Ambassador of Morocco to Canada
- Incumbent
- Assumed office 21 January 2009
- Preceded by: Mohamed Tangi

Delegate-Minister for the Moroccans Living Abroad
- In office 7 November 2002 – 8 October 2007
- Preceded by: Lahcen Gaboune
- Succeeded by: Mohammed Ameur

Delegate-Minister for Women Conditions, Family and Children Protection
- In office 6 September 2000 – 7 November 2002
- Preceded by: none – position created
- Succeeded by: Yasmina Baddou (as Secretary of State for Family)
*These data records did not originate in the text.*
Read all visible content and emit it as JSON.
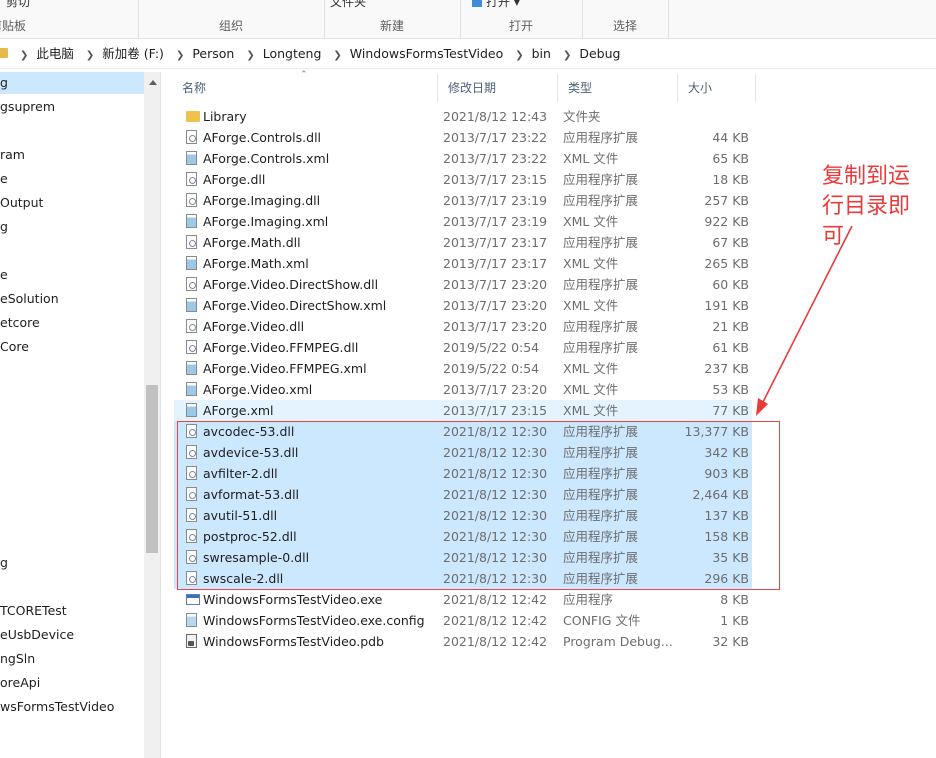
{
  "ribbon": {
    "cut_label": "剪切",
    "clipboard_caption": "剪贴板",
    "organize_caption": "组织",
    "new_caption": "新建",
    "new_item_label": "文件夹",
    "open_label": "打开 ▾",
    "open_caption": "打开",
    "select_caption": "选择"
  },
  "address": {
    "crumbs": [
      "此电脑",
      "新加卷 (F:)",
      "Person",
      "Longteng",
      "WindowsFormsTestVideo",
      "bin",
      "Debug"
    ]
  },
  "nav": {
    "items": [
      {
        "label": "g",
        "selected": true
      },
      {
        "label": "gsuprem"
      },
      {
        "label": ""
      },
      {
        "label": "ram"
      },
      {
        "label": "e"
      },
      {
        "label": "Output"
      },
      {
        "label": "g"
      },
      {
        "label": ""
      },
      {
        "label": "e"
      },
      {
        "label": "eSolution"
      },
      {
        "label": "etcore"
      },
      {
        "label": "Core"
      },
      {
        "label": ""
      },
      {
        "label": ""
      },
      {
        "label": ""
      },
      {
        "label": ""
      },
      {
        "label": ""
      },
      {
        "label": ""
      },
      {
        "label": ""
      },
      {
        "label": ""
      },
      {
        "label": "g"
      },
      {
        "label": ""
      },
      {
        "label": "TCORETest"
      },
      {
        "label": "eUsbDevice"
      },
      {
        "label": "ngSln"
      },
      {
        "label": "oreApi"
      },
      {
        "label": "wsFormsTestVideo"
      }
    ]
  },
  "columns": {
    "name": "名称",
    "date": "修改日期",
    "type": "类型",
    "size": "大小"
  },
  "files": [
    {
      "icon": "folder",
      "name": "Library",
      "date": "2021/8/12 12:43",
      "type": "文件夹",
      "size": "",
      "state": ""
    },
    {
      "icon": "dll",
      "name": "AForge.Controls.dll",
      "date": "2013/7/17 23:22",
      "type": "应用程序扩展",
      "size": "44 KB",
      "state": ""
    },
    {
      "icon": "xml",
      "name": "AForge.Controls.xml",
      "date": "2013/7/17 23:22",
      "type": "XML 文件",
      "size": "65 KB",
      "state": ""
    },
    {
      "icon": "dll",
      "name": "AForge.dll",
      "date": "2013/7/17 23:15",
      "type": "应用程序扩展",
      "size": "18 KB",
      "state": ""
    },
    {
      "icon": "dll",
      "name": "AForge.Imaging.dll",
      "date": "2013/7/17 23:19",
      "type": "应用程序扩展",
      "size": "257 KB",
      "state": ""
    },
    {
      "icon": "xml",
      "name": "AForge.Imaging.xml",
      "date": "2013/7/17 23:19",
      "type": "XML 文件",
      "size": "922 KB",
      "state": ""
    },
    {
      "icon": "dll",
      "name": "AForge.Math.dll",
      "date": "2013/7/17 23:17",
      "type": "应用程序扩展",
      "size": "67 KB",
      "state": ""
    },
    {
      "icon": "xml",
      "name": "AForge.Math.xml",
      "date": "2013/7/17 23:17",
      "type": "XML 文件",
      "size": "265 KB",
      "state": ""
    },
    {
      "icon": "dll",
      "name": "AForge.Video.DirectShow.dll",
      "date": "2013/7/17 23:20",
      "type": "应用程序扩展",
      "size": "60 KB",
      "state": ""
    },
    {
      "icon": "xml",
      "name": "AForge.Video.DirectShow.xml",
      "date": "2013/7/17 23:20",
      "type": "XML 文件",
      "size": "191 KB",
      "state": ""
    },
    {
      "icon": "dll",
      "name": "AForge.Video.dll",
      "date": "2013/7/17 23:20",
      "type": "应用程序扩展",
      "size": "21 KB",
      "state": ""
    },
    {
      "icon": "dll",
      "name": "AForge.Video.FFMPEG.dll",
      "date": "2019/5/22 0:54",
      "type": "应用程序扩展",
      "size": "61 KB",
      "state": ""
    },
    {
      "icon": "xml",
      "name": "AForge.Video.FFMPEG.xml",
      "date": "2019/5/22 0:54",
      "type": "XML 文件",
      "size": "237 KB",
      "state": ""
    },
    {
      "icon": "xml",
      "name": "AForge.Video.xml",
      "date": "2013/7/17 23:20",
      "type": "XML 文件",
      "size": "53 KB",
      "state": ""
    },
    {
      "icon": "xml",
      "name": "AForge.xml",
      "date": "2013/7/17 23:15",
      "type": "XML 文件",
      "size": "77 KB",
      "state": "hover"
    },
    {
      "icon": "dll",
      "name": "avcodec-53.dll",
      "date": "2021/8/12 12:30",
      "type": "应用程序扩展",
      "size": "13,377 KB",
      "state": "selected"
    },
    {
      "icon": "dll",
      "name": "avdevice-53.dll",
      "date": "2021/8/12 12:30",
      "type": "应用程序扩展",
      "size": "342 KB",
      "state": "selected"
    },
    {
      "icon": "dll",
      "name": "avfilter-2.dll",
      "date": "2021/8/12 12:30",
      "type": "应用程序扩展",
      "size": "903 KB",
      "state": "selected"
    },
    {
      "icon": "dll",
      "name": "avformat-53.dll",
      "date": "2021/8/12 12:30",
      "type": "应用程序扩展",
      "size": "2,464 KB",
      "state": "selected"
    },
    {
      "icon": "dll",
      "name": "avutil-51.dll",
      "date": "2021/8/12 12:30",
      "type": "应用程序扩展",
      "size": "137 KB",
      "state": "selected"
    },
    {
      "icon": "dll",
      "name": "postproc-52.dll",
      "date": "2021/8/12 12:30",
      "type": "应用程序扩展",
      "size": "158 KB",
      "state": "selected"
    },
    {
      "icon": "dll",
      "name": "swresample-0.dll",
      "date": "2021/8/12 12:30",
      "type": "应用程序扩展",
      "size": "35 KB",
      "state": "selected"
    },
    {
      "icon": "dll",
      "name": "swscale-2.dll",
      "date": "2021/8/12 12:30",
      "type": "应用程序扩展",
      "size": "296 KB",
      "state": "selected"
    },
    {
      "icon": "exe",
      "name": "WindowsFormsTestVideo.exe",
      "date": "2021/8/12 12:42",
      "type": "应用程序",
      "size": "8 KB",
      "state": ""
    },
    {
      "icon": "config",
      "name": "WindowsFormsTestVideo.exe.config",
      "date": "2021/8/12 12:42",
      "type": "CONFIG 文件",
      "size": "1 KB",
      "state": ""
    },
    {
      "icon": "pdb",
      "name": "WindowsFormsTestVideo.pdb",
      "date": "2021/8/12 12:42",
      "type": "Program Debug...",
      "size": "32 KB",
      "state": ""
    }
  ],
  "annotation": {
    "line1": "复制到运",
    "line2": "行目录即",
    "line3": "可",
    "color": "#ea3a3a"
  }
}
Secretary of State for the Handicapped
- In office 14 March 1998 – 6 September 2000
- Preceded by: none
- Succeeded by: none – position created

Personal details
- Born: 1955 (age 70–71) Meknes, French Morocco
- Party: USFP
- Occupation: Politician

= Nezha Chekrouni =

Nouzha Chekrouni (نزهة الشقروني ; born 1955, Meknes) is a Senior Fellow in Advanced Leadership at Harvard University who holds a Doctorate degree in linguistics from Sorbonne Nouvelle in Paris. She was a politician of the Socialist Union of Popular Forces party of Morocco and a Delegate-Minister for the Moroccans Living Abroad in the cabinet of Driss Jettou (2002-2007), Delegate-Minister for Women Conditions, Family and Children Protection and Secretary of State for the Handicapped in the cabinet of Abderrahman el-Yousfi (1998-2002). Since January 2009 she is Ambassador of Morocco to Canada. Dr. Chekrouni was professor of linguistics in the Faculty of Arts & Social Sciences at the university of Meknes.